Игру противника отличала любопытная особенность: огромная его рука словно парила над доской до того момента, когда, решившись сделать ход, начинала, все еще колеблясь, планировать на фигуру. На пятом ходу этот жест, казалось, продлится до бесконечности: Маэстро даже почувствовал смятение Коня – как он едва заметно дрожит от живого нетерпения на своей клетке.
«Да это бесчестное издевательство! – прорычал Маэстро и поднялся, хлопнув рукой по столу. – Глупое и бесчестное!» Воцарилась напряженная тишина, пока хозяин «Башни» не поднял голову и в свою очередь не встал в замешательстве. Он был бледен и что-то неубедительно бормотал. Внезапно, словно от шквала, распахнулась дверь, и, подобно колоколу, прозвучал голос Хозяйки: «Вам надлежит немедленно уехать, ландо ждет вас».
В замешательстве, сопя от стыда, Маэстро бросился к выходу. Мертвенно мерцали масляные фонари, весь портал был забит Пешками, которые, по всей видимости, следили за партией через большие окна библиотеки. Окруженный этой толпой, Маэстро вынужден был подождать, пока бросят в ландо его вещи. Пешки не произносили ни слова, они лишь неторопливо, но размеренно двигались и, казалось, были исполнены негодования. Именно тогда, снедаемый злостью и страхом – таков механизм профессионального навыка, – он воскресил в памяти финальное расположение фигур. И, вздрогнув, вспомнил, – да возможно ли это? – что, бросив при уходе последний взгляд на доску, заметил, не вникнув хорошенько в увиденное: неведомым образом не хватало трех фигур – двух Коней и одной из Пешек. Но дворецкий уже подсаживал его – вернее, заталкивал в ландо вместе с поклажей.
А что же его друг, добрый друг, который завлек его в это омерзительное место? Вот он стоит на лестнице в окружении Пешек. И что это за насмешливая улыбка, вернее, маска появилась на его лице за миг до того, как оно исчезло за листвой манговых деревьев?

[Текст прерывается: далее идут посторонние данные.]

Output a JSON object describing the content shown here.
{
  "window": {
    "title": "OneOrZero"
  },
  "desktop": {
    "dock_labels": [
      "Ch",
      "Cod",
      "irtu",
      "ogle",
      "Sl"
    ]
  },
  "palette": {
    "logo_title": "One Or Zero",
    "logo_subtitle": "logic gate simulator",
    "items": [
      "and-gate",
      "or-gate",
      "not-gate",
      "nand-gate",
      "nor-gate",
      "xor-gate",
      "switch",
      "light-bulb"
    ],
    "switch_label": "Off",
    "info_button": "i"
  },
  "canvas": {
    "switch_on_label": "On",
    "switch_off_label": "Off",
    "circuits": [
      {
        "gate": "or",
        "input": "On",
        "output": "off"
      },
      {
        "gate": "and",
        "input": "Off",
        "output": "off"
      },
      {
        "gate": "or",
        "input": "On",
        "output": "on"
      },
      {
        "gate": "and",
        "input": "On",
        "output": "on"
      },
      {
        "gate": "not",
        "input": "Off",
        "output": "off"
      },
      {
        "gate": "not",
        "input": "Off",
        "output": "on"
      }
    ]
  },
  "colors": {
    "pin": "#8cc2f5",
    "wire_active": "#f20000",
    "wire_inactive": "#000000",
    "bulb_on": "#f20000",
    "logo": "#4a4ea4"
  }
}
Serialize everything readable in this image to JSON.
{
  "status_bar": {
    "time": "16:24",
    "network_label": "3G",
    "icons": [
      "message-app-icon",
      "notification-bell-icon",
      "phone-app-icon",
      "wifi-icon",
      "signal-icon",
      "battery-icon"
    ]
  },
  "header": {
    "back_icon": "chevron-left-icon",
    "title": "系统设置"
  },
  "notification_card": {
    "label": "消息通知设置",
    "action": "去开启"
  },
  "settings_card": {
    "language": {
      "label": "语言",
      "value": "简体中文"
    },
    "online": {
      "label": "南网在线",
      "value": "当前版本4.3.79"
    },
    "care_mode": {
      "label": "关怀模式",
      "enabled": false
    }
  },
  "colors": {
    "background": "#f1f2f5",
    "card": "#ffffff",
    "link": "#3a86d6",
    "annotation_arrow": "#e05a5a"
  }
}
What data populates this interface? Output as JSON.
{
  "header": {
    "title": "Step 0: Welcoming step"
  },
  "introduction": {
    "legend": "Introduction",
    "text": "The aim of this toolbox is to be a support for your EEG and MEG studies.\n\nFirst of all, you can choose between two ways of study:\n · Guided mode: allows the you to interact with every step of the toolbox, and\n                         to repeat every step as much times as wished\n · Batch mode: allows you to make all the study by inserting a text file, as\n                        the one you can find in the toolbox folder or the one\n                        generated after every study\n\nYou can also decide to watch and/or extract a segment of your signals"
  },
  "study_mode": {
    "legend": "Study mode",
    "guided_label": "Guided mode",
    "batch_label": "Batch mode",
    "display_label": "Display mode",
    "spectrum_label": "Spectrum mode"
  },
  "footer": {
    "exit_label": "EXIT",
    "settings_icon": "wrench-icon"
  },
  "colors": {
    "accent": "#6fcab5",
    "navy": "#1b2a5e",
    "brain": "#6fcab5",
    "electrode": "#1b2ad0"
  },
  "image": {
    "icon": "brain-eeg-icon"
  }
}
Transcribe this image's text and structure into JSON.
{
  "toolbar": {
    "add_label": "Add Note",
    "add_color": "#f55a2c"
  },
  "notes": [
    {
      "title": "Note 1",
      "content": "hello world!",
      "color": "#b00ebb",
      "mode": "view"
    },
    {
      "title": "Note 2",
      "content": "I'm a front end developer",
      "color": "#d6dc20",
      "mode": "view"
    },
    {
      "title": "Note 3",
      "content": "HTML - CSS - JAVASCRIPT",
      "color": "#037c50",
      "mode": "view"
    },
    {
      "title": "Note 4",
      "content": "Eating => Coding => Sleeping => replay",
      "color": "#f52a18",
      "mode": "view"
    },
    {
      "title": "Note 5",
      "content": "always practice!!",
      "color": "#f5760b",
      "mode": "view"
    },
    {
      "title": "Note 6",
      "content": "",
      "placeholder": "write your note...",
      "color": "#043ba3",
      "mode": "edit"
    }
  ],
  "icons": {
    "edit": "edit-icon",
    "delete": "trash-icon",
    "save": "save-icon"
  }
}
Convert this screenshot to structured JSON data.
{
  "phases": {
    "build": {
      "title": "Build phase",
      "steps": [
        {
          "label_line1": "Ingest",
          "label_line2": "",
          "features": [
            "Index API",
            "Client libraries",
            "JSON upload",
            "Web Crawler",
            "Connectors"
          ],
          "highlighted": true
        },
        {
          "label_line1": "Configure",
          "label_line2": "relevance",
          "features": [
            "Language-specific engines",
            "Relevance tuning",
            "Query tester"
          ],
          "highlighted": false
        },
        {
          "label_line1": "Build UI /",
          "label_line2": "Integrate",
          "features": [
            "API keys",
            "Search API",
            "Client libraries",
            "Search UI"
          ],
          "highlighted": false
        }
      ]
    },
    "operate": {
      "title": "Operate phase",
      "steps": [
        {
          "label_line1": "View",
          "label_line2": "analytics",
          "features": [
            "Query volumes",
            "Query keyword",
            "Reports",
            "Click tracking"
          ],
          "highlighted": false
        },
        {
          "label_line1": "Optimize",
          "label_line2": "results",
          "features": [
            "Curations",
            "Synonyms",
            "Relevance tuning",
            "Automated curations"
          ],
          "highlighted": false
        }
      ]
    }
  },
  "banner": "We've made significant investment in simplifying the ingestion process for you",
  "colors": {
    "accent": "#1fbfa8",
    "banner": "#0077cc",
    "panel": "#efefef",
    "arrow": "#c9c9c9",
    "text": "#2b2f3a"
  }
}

Словно дикие мустанги, понеслись бешеным галопом Кони, их сумасшедшие гривы вились по ветру, в темноте запрыгал массивный силуэт башни. С ужасом вспомнил Маэстро о том, что им не миновать шаткого моста над пропастью, о чем он и хотел предупредить возчика, но его удержала от этого строгая посадка головы, такой спокойной рядом с безумством животных. «Пешка и два Коня за Короля – не так уж и много, – прошептал Маэстро. – За Короля ведь, – сказал он улыбаясь и добавил: – Закончим эту жалкую партию достойно». И медленно откинулся, запрокинув голову, чтобы лучше рассмотреть стремительный полет звезд, которые вдруг стали словно бы приближаться – огромные-преогромные – к его спокойному лицу.
Воздух Рима
«Я живу напротив бань…»
Из письма Сенеки
В лучшей из элегий, какие когда-либо были написаны на испанском языке, в поэме, посвященной доном Хорхе Манрике [22]смерти отца, говорится о другой, «более длинной» жизни – о жизни человеческой славы, которая, как замечает поэт, «также не вечна и не истинна». Что свидетельствует о суетном желании людей познать более чем одну жизнь, продлиться за пределами жизни до той поры, пока не наступит нечто вроде второй смерти.